Reforma tributária muda o jogo dos aluguéis comerciais e o relógio já está correndo
A reforma tributária aprovada pelo Congresso inaugurou uma nova era para os contratos de locação não residencial, especialmente os comerciais. A transição começa em 2026 e vai até 2034, mas o impacto não ficou para o futuro distante: ele já está batendo à porta de locadores, contadores, advogados e cartórios.
Falando sem rodeio: alugar imóvel por pessoa jurídica vai ficar mais caro se nada for feito agora.
O que muda na prática a partir de 2026
A reforma cria dois novos tributos sobre o consumo:
🏣CBS, que substitui PIS e Cofins (hoje em torno de 8,8%);
🏣IBS, que entra no lugar do ICMS e do ISS, com alíquota estimada entre 17% e 18%.
Na soma, a carga “cheia” pode chegar perto de 27%.
Mesmo com redutores previstos para locação, a conta final tende a subir pelo menos 5 pontos percentuais, o que representa algo próximo de 50% a mais do que se paga hoje.
Tradução livre: o aluguel continua entrando, mas o Leão passa a morder mais forte.
A saída legal existe🌋 mas depende de registro
❓️A boa notícia? A própria legislação criou uma regra de transição mais amigável.
A má notícia? Ela exige ação imediata.
O locador pode manter o regime tributário atual durante toda a vigência do contrato, desde que cumpra dois requisitos objetivos:
1. Contrato assinado até janeiro de 2025;
2. Registro em Cartório de Títulos e Documentos até 31 de dezembro de 2025, quando o locador for pessoa jurídica.
Sem esse registro no prazo, acabou o benefício. A partir de 1º de janeiro de 2026, entra automaticamente o novo modelo mais caro, mais pesado e sem volta.
Registro: rápido, simples e até online
Aqui não tem drama burocrático.
O registro pode ser feito:
🏣Presencialmente, no cartório do domicílio do locatário; ou
🏣Totalmente online, pela Central RTB Brasil, plataforma nacional dos cartórios de títulos e documentos.

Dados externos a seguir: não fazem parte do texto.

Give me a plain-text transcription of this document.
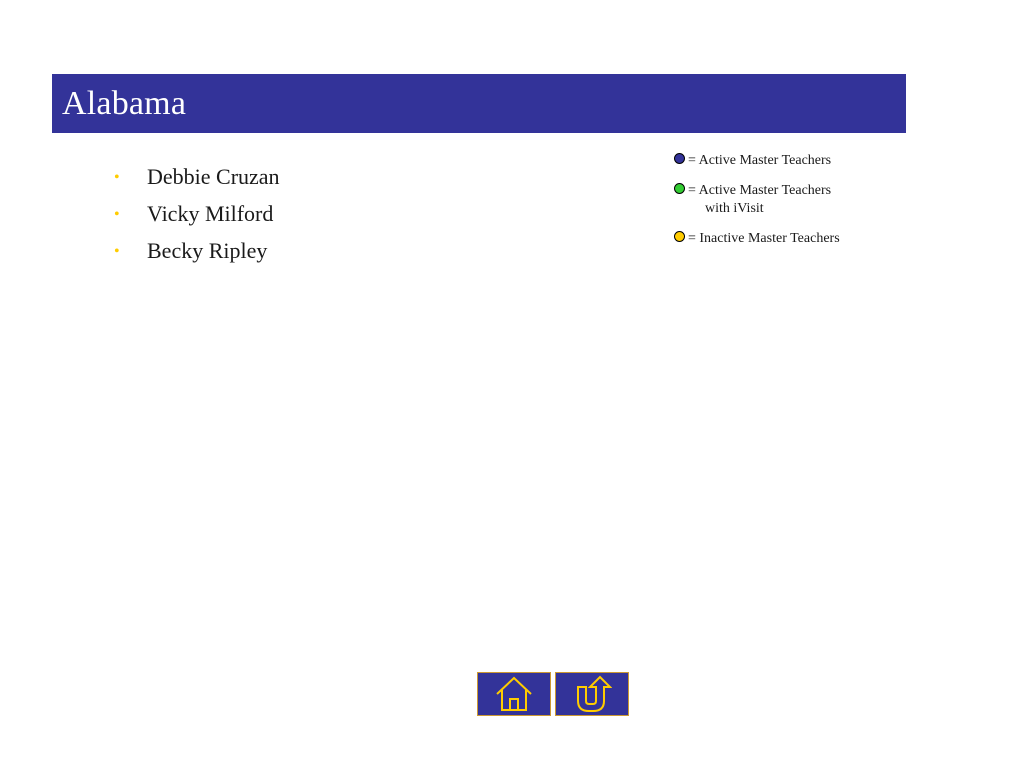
Alabama
•	Debbie Cruzan
•	Vicky Milford
•	Becky Ripley
= Active Master Teachers
= Active Master Teachers
with iVisit
= Inactive Master Teachers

Basta digitalizar o contrato e protocolar. O sistema identifica o cartório competente e segue o fluxo automaticamente.
Detalhe importante: não precisa ser o locador.
Pode ser o contador, a imobiliária, o administrador ou alguém de confiança. Não há exigência de vínculo formal. Simples assim.
A corrida já começou
Com a informação circulando mais forte entre contadores, advogados e o mercado imobiliário, a procura disparou.
Velha máxima do mercado: quem chega cedo, escolhe melhor.
Prazo é prazo. E não deve mudar.
Sobre uma possível prorrogação? A resposta é seca: não conte com isso.
O prazo está cravado na Lei Complementar nº 214/2025. Só outra lei poderia alterá-lo — e não há nenhum movimento nesse sentido.
📅 31 de dezembro de 2025 não é sugestão. É linha final.
👉 Conclusão, sem romantizar:
A reforma tributária não espera ninguém. Quem se antecipa, preserva margem. Quem ignora, paga a conta depois — com juros, correção e arrependimento.
No jogo do aluguel comercial, o passado bem registrado ainda protege o futuro.